By Diana Clement, MSN Money expert
Clever young people can and do buy rental properties as their first home. Many stay living at home with their mum and dad, while building up capital in their rental property.
The logic of buying property to let out is that it's cheaper for you to pay board or even rent, instead of living in your own home. Yet you're on the property ladder and hopefully will build up equity over time.
Lenders are willing to offer mortgages on rental properties, providing you qualify. They'll be looking at what you earn, your credit history, and looking at what they believe you can afford to repay.
The difference with a regular mortgage on your own home is that lenders typically require a bigger deposit.
Buying a rental property makes an awful lot of financial sense. But make sure you go into it with your eyes open. Buy the wrong property and you'll be constantly either looking for tenants, or paying extra into the mortgage to make up for a shortfall from rents.

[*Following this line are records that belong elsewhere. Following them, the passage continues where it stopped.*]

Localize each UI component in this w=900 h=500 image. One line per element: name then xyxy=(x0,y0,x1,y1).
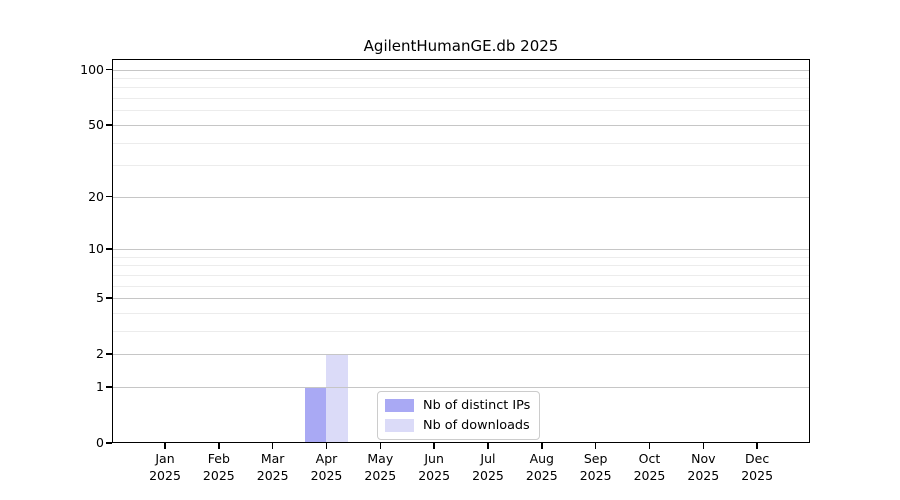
x-tick-month: Apr xyxy=(315,451,338,466)
x-tick-year: 2025 xyxy=(579,467,612,483)
y-tick-label: 10 xyxy=(88,240,104,256)
x-tick-month: Dec xyxy=(745,451,770,466)
y-tick-label: 100 xyxy=(80,61,104,77)
x-tick-month: Nov xyxy=(691,451,716,466)
gridline-minor xyxy=(112,312,810,314)
gridline-major xyxy=(112,354,810,356)
legend-entry: Nb of downloads xyxy=(385,417,530,434)
x-tick-month: Jun xyxy=(424,451,444,466)
x-tick-year: 2025 xyxy=(418,467,451,483)
x-tick-year: 2025 xyxy=(472,467,504,483)
y-tick xyxy=(106,297,112,299)
y-tick-label: 2 xyxy=(96,346,104,362)
x-tick-label-may: May 2025 xyxy=(349,451,411,484)
x-tick-label-jul: Jul 2025 xyxy=(457,451,519,484)
y-tick-label: 1 xyxy=(96,378,104,394)
grid-layer xyxy=(112,59,810,443)
plot-area: Nb of distinct IPs Nb of downloads xyxy=(112,59,810,443)
x-tick-label-jan: Jan 2025 xyxy=(134,451,196,484)
bar-nb-of-distinct-ips-apr xyxy=(304,386,327,443)
x-tick-year: 2025 xyxy=(256,467,289,483)
gridline-minor xyxy=(112,256,810,258)
gridline-minor xyxy=(112,78,810,80)
gridline-major xyxy=(112,69,810,71)
x-tick-label-feb: Feb 2025 xyxy=(188,451,250,484)
gridline-major xyxy=(112,248,810,250)
x-tick-year: 2025 xyxy=(633,467,666,483)
gridline-minor xyxy=(112,274,810,276)
gridline-minor xyxy=(112,110,810,112)
gridline-minor xyxy=(112,98,810,100)
x-tick xyxy=(325,443,328,449)
x-tick-year: 2025 xyxy=(741,467,774,483)
x-tick xyxy=(648,443,651,449)
x-tick xyxy=(702,443,705,449)
x-tick-month: May xyxy=(367,451,394,466)
x-tick xyxy=(594,443,597,449)
gridline-minor xyxy=(112,87,810,89)
y-tick-label: 0 xyxy=(96,435,104,450)
gridline-minor xyxy=(112,330,810,332)
y-tick-label: 20 xyxy=(88,188,104,204)
x-tick-month: Feb xyxy=(207,451,230,466)
x-tick xyxy=(487,443,489,449)
x-tick-label-sep: Sep 2025 xyxy=(565,451,627,484)
x-tick xyxy=(164,443,166,449)
plot-frame xyxy=(112,59,810,443)
x-tick-label-jun: Jun 2025 xyxy=(403,451,465,484)
legend-swatch xyxy=(385,419,414,432)
x-tick-month: Jul xyxy=(480,451,496,466)
x-tick-label-mar: Mar 2025 xyxy=(242,451,304,484)
chart-title: AgilentHumanGE.db 2025 xyxy=(363,37,559,55)
legend: Nb of distinct IPs Nb of downloads xyxy=(377,391,541,440)
x-tick-month: Oct xyxy=(638,451,661,466)
x-tick-label-dec: Dec 2025 xyxy=(726,451,788,484)
x-tick-label-nov: Nov 2025 xyxy=(672,451,734,484)
legend-label: Nb of downloads xyxy=(423,418,530,433)
y-tick xyxy=(106,195,112,198)
x-tick-month: Sep xyxy=(583,451,608,466)
legend-entry: Nb of distinct IPs xyxy=(385,397,530,414)
x-tick xyxy=(433,443,435,449)
y-tick xyxy=(106,124,112,126)
y-tick xyxy=(106,386,112,388)
x-tick xyxy=(379,443,382,449)
gridline-major xyxy=(112,386,810,388)
x-tick-year: 2025 xyxy=(687,467,720,483)
x-tick-year: 2025 xyxy=(364,467,397,483)
gridline-minor xyxy=(112,285,810,287)
x-tick-year: 2025 xyxy=(310,467,343,483)
x-tick xyxy=(271,443,274,449)
y-tick-label: 5 xyxy=(96,290,104,306)
x-tick xyxy=(541,443,543,449)
x-tick-label-oct: Oct 2025 xyxy=(618,451,680,484)
gridline-minor xyxy=(112,165,810,167)
x-tick-year: 2025 xyxy=(525,467,558,483)
y-tick xyxy=(106,442,112,444)
x-tick-year: 2025 xyxy=(202,467,235,483)
gridline-major xyxy=(112,298,810,300)
bars-layer xyxy=(112,59,810,443)
x-tick-label-aug: Aug 2025 xyxy=(511,451,573,484)
x-tick-month: Mar xyxy=(260,451,285,466)
x-tick xyxy=(218,443,220,449)
y-tick-label: 50 xyxy=(88,116,104,132)
y-tick xyxy=(106,353,112,355)
bar-nb-of-downloads-apr xyxy=(326,354,349,443)
y-tick xyxy=(106,248,112,250)
gridline-major xyxy=(112,124,810,126)
x-tick-month: Aug xyxy=(529,451,554,466)
x-tick-label-apr: Apr 2025 xyxy=(295,451,357,484)
gridline-major xyxy=(112,196,810,198)
x-tick-month: Jan xyxy=(155,451,175,466)
legend-swatch xyxy=(385,399,414,412)
x-tick xyxy=(756,443,758,449)
y-tick xyxy=(106,68,112,71)
legend-label: Nb of distinct IPs xyxy=(423,398,531,413)
gridline-minor xyxy=(112,142,810,144)
x-tick-year: 2025 xyxy=(149,467,181,483)
gridline-minor xyxy=(112,265,810,267)
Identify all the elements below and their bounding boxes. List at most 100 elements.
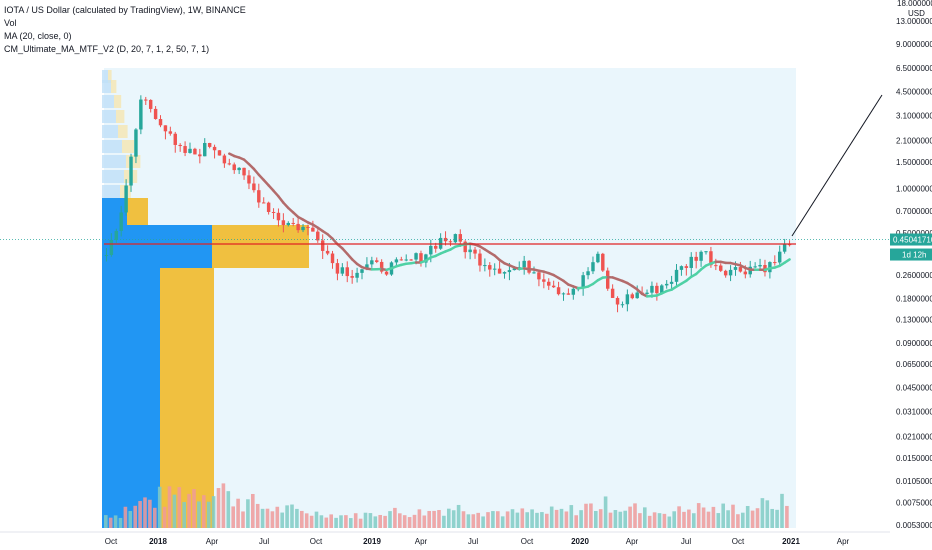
volume-bar — [510, 509, 515, 528]
volume-bar — [481, 516, 485, 528]
volume-bar — [554, 509, 559, 528]
candle-body — [758, 265, 762, 267]
vp-fade-blue — [102, 170, 124, 183]
volume-bar — [304, 513, 309, 528]
candle-body — [596, 253, 600, 263]
candle-body — [261, 202, 266, 204]
volume-bar — [162, 506, 167, 528]
volume-bar — [643, 507, 647, 528]
vp-blue-poc — [102, 225, 212, 268]
candle-body — [655, 285, 659, 294]
candle-body — [148, 99, 153, 109]
candle-body — [301, 226, 305, 231]
volume-bar — [745, 506, 750, 528]
vp-fade-blue — [102, 70, 108, 83]
candle-body — [340, 267, 345, 274]
volume-bar — [417, 509, 422, 528]
candle-body — [728, 269, 733, 276]
candle-body — [330, 253, 335, 264]
candle-body — [753, 266, 757, 268]
price-axis-top-label: 18.0000000 — [897, 0, 932, 8]
time-tick-label: 2021 — [782, 537, 800, 546]
candle-body — [664, 283, 669, 286]
volume-bar — [427, 510, 431, 528]
candle-body — [488, 265, 492, 270]
candle-body — [183, 146, 187, 153]
candle-body — [168, 131, 173, 134]
volume-bar — [608, 512, 613, 528]
volume-bar — [486, 512, 490, 528]
candle-body — [114, 230, 119, 240]
candle-body — [232, 164, 236, 171]
candle-body — [335, 263, 340, 274]
volume-bar — [363, 512, 368, 528]
candle-body — [129, 156, 133, 186]
candle-body — [551, 285, 556, 288]
volume-bar — [696, 503, 701, 528]
candle-body — [104, 255, 109, 257]
candle-body — [296, 223, 300, 231]
volume-bar — [530, 509, 534, 528]
volume-bar — [143, 497, 147, 528]
volume-bar — [378, 514, 382, 528]
price-tick-label: 0.0075000 — [896, 499, 932, 508]
volume-bar — [520, 508, 525, 528]
price-tick-label: 0.1300000 — [896, 315, 932, 324]
volume-bar — [192, 489, 196, 528]
price-tick-label: 0.0210000 — [896, 433, 932, 442]
volume-bar — [491, 511, 495, 528]
vp-fade-yellow — [122, 140, 134, 153]
candle-body — [370, 260, 374, 265]
volume-bar — [172, 494, 177, 528]
price-tick-label: 0.0310000 — [896, 408, 932, 417]
volume-bar — [750, 510, 755, 528]
volume-bar — [255, 503, 260, 528]
volume-bar — [290, 504, 294, 528]
vp-fade-blue — [102, 125, 118, 138]
volume-bar — [540, 512, 544, 528]
candle-body — [684, 266, 689, 268]
time-tick-label: Oct — [310, 537, 323, 546]
vp-yellow-lower — [160, 268, 214, 528]
candle-body — [547, 281, 551, 286]
candle-body — [723, 270, 728, 276]
price-tick-label: 0.0450000 — [896, 384, 932, 393]
volume-bar — [471, 514, 476, 528]
volume-bar — [741, 512, 745, 528]
price-tick-label: 0.0650000 — [896, 360, 932, 369]
volume-bar — [388, 511, 392, 528]
volume-bar — [701, 507, 706, 528]
candle-body — [286, 222, 291, 226]
time-tick-label: Apr — [626, 537, 639, 546]
volume-bar — [182, 502, 186, 528]
mtf-indicator-label[interactable]: CM_Ultimate_MA_MTF_V2 (D, 20, 7, 1, 2, 5… — [4, 44, 210, 54]
volume-bar — [138, 501, 142, 528]
volume-bar — [437, 510, 441, 528]
volume-bar — [206, 501, 211, 528]
volume-bar — [652, 512, 657, 528]
volume-bar — [442, 515, 446, 528]
volume-bar — [422, 515, 427, 528]
candle-body — [247, 175, 251, 184]
time-tick-label: 2019 — [363, 537, 381, 546]
price-tick-label: 0.0150000 — [896, 454, 932, 463]
candle-body — [468, 249, 472, 253]
candle-body — [699, 251, 703, 261]
volume-bar — [393, 507, 397, 528]
volume-bar — [251, 493, 255, 528]
current-price-badge — [890, 233, 932, 246]
candle-body — [178, 144, 182, 147]
symbol-title[interactable]: IOTA / US Dollar (calculated by TradingV… — [4, 5, 246, 15]
candle-body — [266, 202, 271, 212]
candle-body — [384, 271, 389, 275]
volume-label[interactable]: Vol — [4, 18, 17, 28]
price-tick-label: 0.5000000 — [896, 229, 932, 238]
volume-bar — [496, 511, 500, 528]
volume-profile — [102, 70, 309, 528]
ma-indicator-label[interactable]: MA (20, close, 0) — [4, 31, 72, 41]
vp-blue-upper — [102, 198, 127, 225]
volume-bar — [574, 515, 578, 528]
candle-body — [306, 226, 310, 228]
volume-bar — [153, 507, 157, 528]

So it's worth educating yourself about rental property. Get a few books about residential property investment in New Zealand. Beware of books that suggest you're going to get rich quick, or you can buy 100 properties in a year. They're exaggerating in order to sell books.
It might be tempting to tell the lender you're going to live in the property, and then rent it out. You do need to be a bit wary of this. Your tax situation is better if the intention in the first place is for it to be a rental.
Mortgage interest is only tax deductible if the intention of taking out the mortgage was to buy a property as a rental. To get around this, you need to transfer the property from your name to a company structure to run the property as a rental.